Will’s heart turned over at the intent in those words, but he didn’t dare to hope—nah, fuck hope. He reached for it, because he wanted it. “Maybe I should just move in with you in October, then.”
“Maybe you should.” Taz pulled out of their hug to look Will in the eyes, smiling so broadly that Will couldn’t help smiling, too. “Let’s get an apartment together. Are you comfortable doing that?”
“I think so. I definitely need to talk it out with Dr. Taggert at our next session.” He was apparently recently engaged, and Will needed to remember to congratulate him on Wednesday. “I moved in here because I couldn’t take care of myself, but I’m learning how to do that. I’m taking control of my anxiety, instead of allowing it to control me. I’ll never be normal, but I can do normal things like live with my boyfriend. I want to.”

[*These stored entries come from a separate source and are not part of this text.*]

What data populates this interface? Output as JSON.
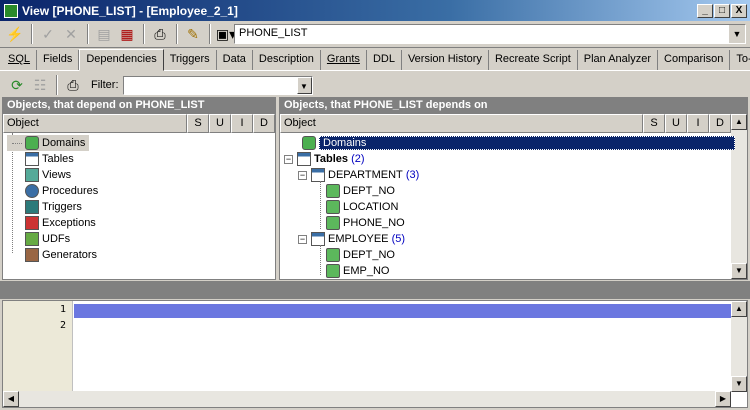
{
  "window": {
    "title": "View [PHONE_LIST] - [Employee_2_1]",
    "buttons": {
      "minimize": "_",
      "maximize": "□",
      "close": "X"
    }
  },
  "toolbar": {
    "object_name": "PHONE_LIST",
    "icons": [
      "lightning-icon",
      "check-icon",
      "cancel-icon",
      "table-icon",
      "print-preview-icon",
      "print-icon",
      "tools-icon",
      "menu-icon"
    ]
  },
  "tabs": [
    {
      "label": "SQL"
    },
    {
      "label": "Fields"
    },
    {
      "label": "Dependencies"
    },
    {
      "label": "Triggers"
    },
    {
      "label": "Data"
    },
    {
      "label": "Description"
    },
    {
      "label": "Grants"
    },
    {
      "label": "DDL"
    },
    {
      "label": "Version History"
    },
    {
      "label": "Recreate Script"
    },
    {
      "label": "Plan Analyzer"
    },
    {
      "label": "Comparison"
    },
    {
      "label": "To-do"
    }
  ],
  "active_tab": "Dependencies",
  "filter": {
    "label": "Filter:",
    "value": ""
  },
  "left_panel": {
    "title": "Objects, that depend on PHONE_LIST",
    "columns": [
      "Object",
      "S",
      "U",
      "I",
      "D"
    ],
    "items": [
      {
        "label": "Domains",
        "icon": "domain-icon"
      },
      {
        "label": "Tables",
        "icon": "table-icon"
      },
      {
        "label": "Views",
        "icon": "view-icon"
      },
      {
        "label": "Procedures",
        "icon": "procedure-icon"
      },
      {
        "label": "Triggers",
        "icon": "trigger-icon"
      },
      {
        "label": "Exceptions",
        "icon": "exception-icon"
      },
      {
        "label": "UDFs",
        "icon": "udf-icon"
      },
      {
        "label": "Generators",
        "icon": "generator-icon"
      }
    ]
  },
  "right_panel": {
    "title": "Objects, that PHONE_LIST depends on",
    "columns": [
      "Object",
      "S",
      "U",
      "I",
      "D"
    ],
    "domains": "Domains",
    "tables": {
      "label": "Tables",
      "count": "(2)"
    },
    "department": {
      "label": "DEPARTMENT",
      "count": "(3)",
      "fields": [
        "DEPT_NO",
        "LOCATION",
        "PHONE_NO"
      ]
    },
    "employee": {
      "label": "EMPLOYEE",
      "count": "(5)",
      "fields": [
        "DEPT_NO",
        "EMP_NO"
      ]
    }
  },
  "editor": {
    "line_numbers": [
      "1",
      "2"
    ],
    "lines": [
      "",
      ""
    ]
  },
  "colors": {
    "title_bar": "#0a246a",
    "selection": "#0a246a",
    "current_line": "#6b77e0",
    "count_text": "#0000c0"
  }
}
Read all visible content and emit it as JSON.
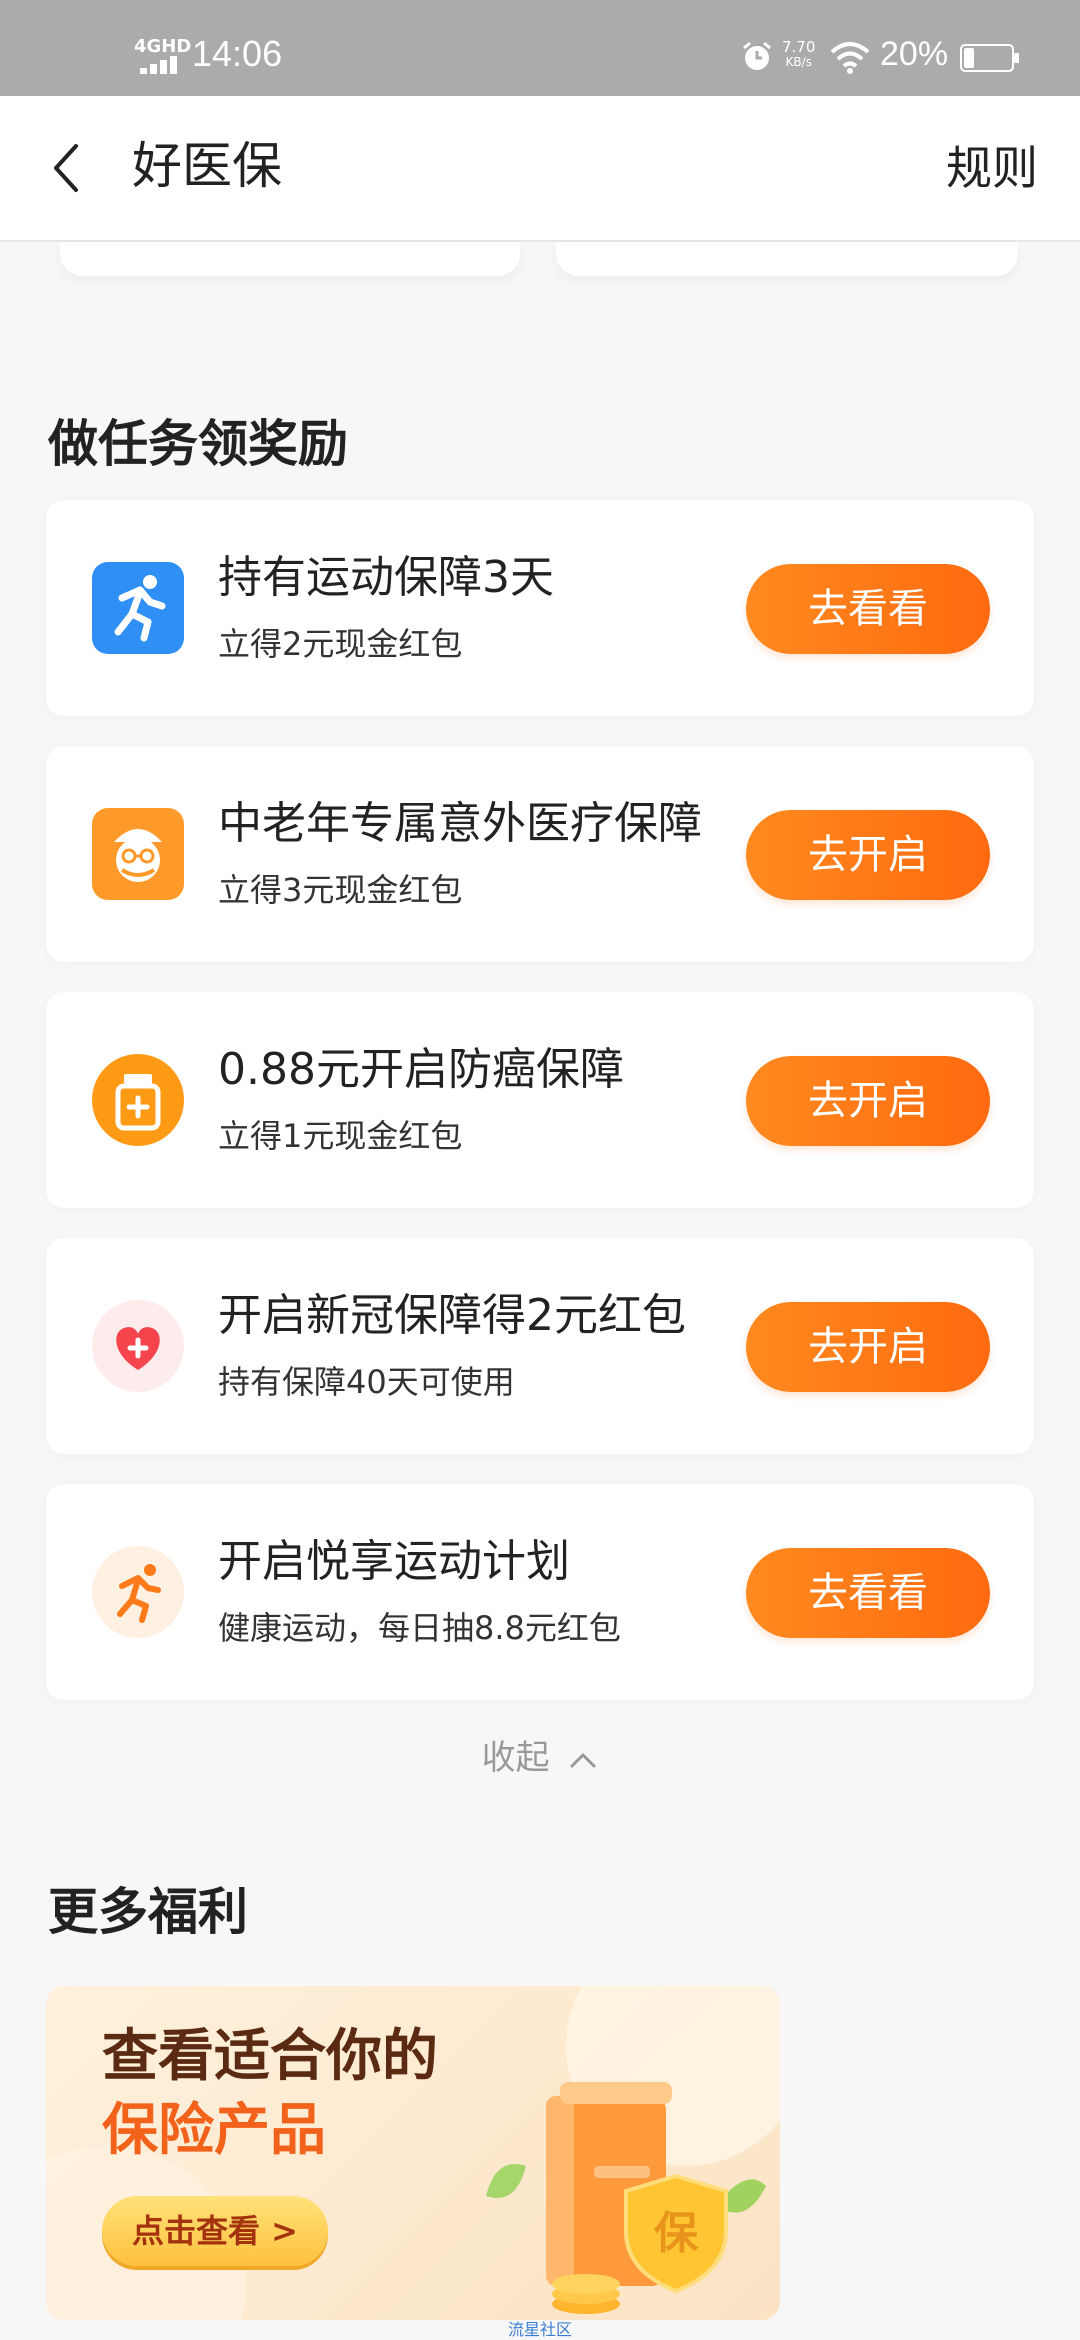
{
  "status_bar": {
    "network": "4GHD",
    "time": "14:06",
    "speed_value": "7.70",
    "speed_unit": "KB/s",
    "battery": "20%",
    "icons": [
      "signal-icon",
      "alarm-icon",
      "wifi-icon",
      "battery-icon"
    ]
  },
  "nav": {
    "title": "好医保",
    "rules": "规则",
    "back_icon": "chevron-left-icon"
  },
  "tasks_section": {
    "title": "做任务领奖励",
    "tasks": [
      {
        "icon": "running-icon",
        "title": "持有运动保障3天",
        "subtitle": "立得2元现金红包",
        "button": "去看看"
      },
      {
        "icon": "elder-icon",
        "title": "中老年专属意外医疗保障",
        "subtitle": "立得3元现金红包",
        "button": "去开启"
      },
      {
        "icon": "medicine-bottle-icon",
        "title": "0.88元开启防癌保障",
        "subtitle": "立得1元现金红包",
        "button": "去开启"
      },
      {
        "icon": "heart-plus-icon",
        "title": "开启新冠保障得2元红包",
        "subtitle": "持有保障40天可使用",
        "button": "去开启"
      },
      {
        "icon": "runner-icon",
        "title": "开启悦享运动计划",
        "subtitle": "健康运动，每日抽8.8元红包",
        "button": "去看看"
      }
    ],
    "collapse_label": "收起"
  },
  "more_section": {
    "title": "更多福利",
    "promo": {
      "line1": "查看适合你的",
      "line2": "保险产品",
      "button": "点击查看 >",
      "badge_char": "保"
    }
  },
  "watermark": "流星社区",
  "colors": {
    "accent": "#ff7a18",
    "accent_dark": "#ff6a10",
    "blue_icon": "#2f8ff5",
    "orange_icon": "#ff9a2a",
    "heart": "#f5444b"
  }
}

“And we’ve still got a little less than two months to work out the details. No blindly rushing into living together. This will be new for both of us, so we need to ease into the idea.”
“Agreed.” Will wanted it more than anything else in the world, but he’d never had a boyfriend before, much less lived with his romantic partner. He’d never had a place of his own to nest in with the man he loved.
Sometimes nineteen felt too young to be so certain of his future, but Will couldn’t imagine one without Taz in it. And he didn’t want to. He wanted Taz, and Taz wanted him. All of him. Exactly as he was.
Will touched the left side of Taz’s face and grinned. “I see you.”
Taz smiled back. “I see you, too.”
Epilogue
“...happy birthday, dear Will...happy birthday to you!”
The chorus of voices broke out into delighted cheers. Will ignored them, intent on the twenty lit candles on his birthday cake. He had to get them all in one gust. His birthday wish was too important to blow it.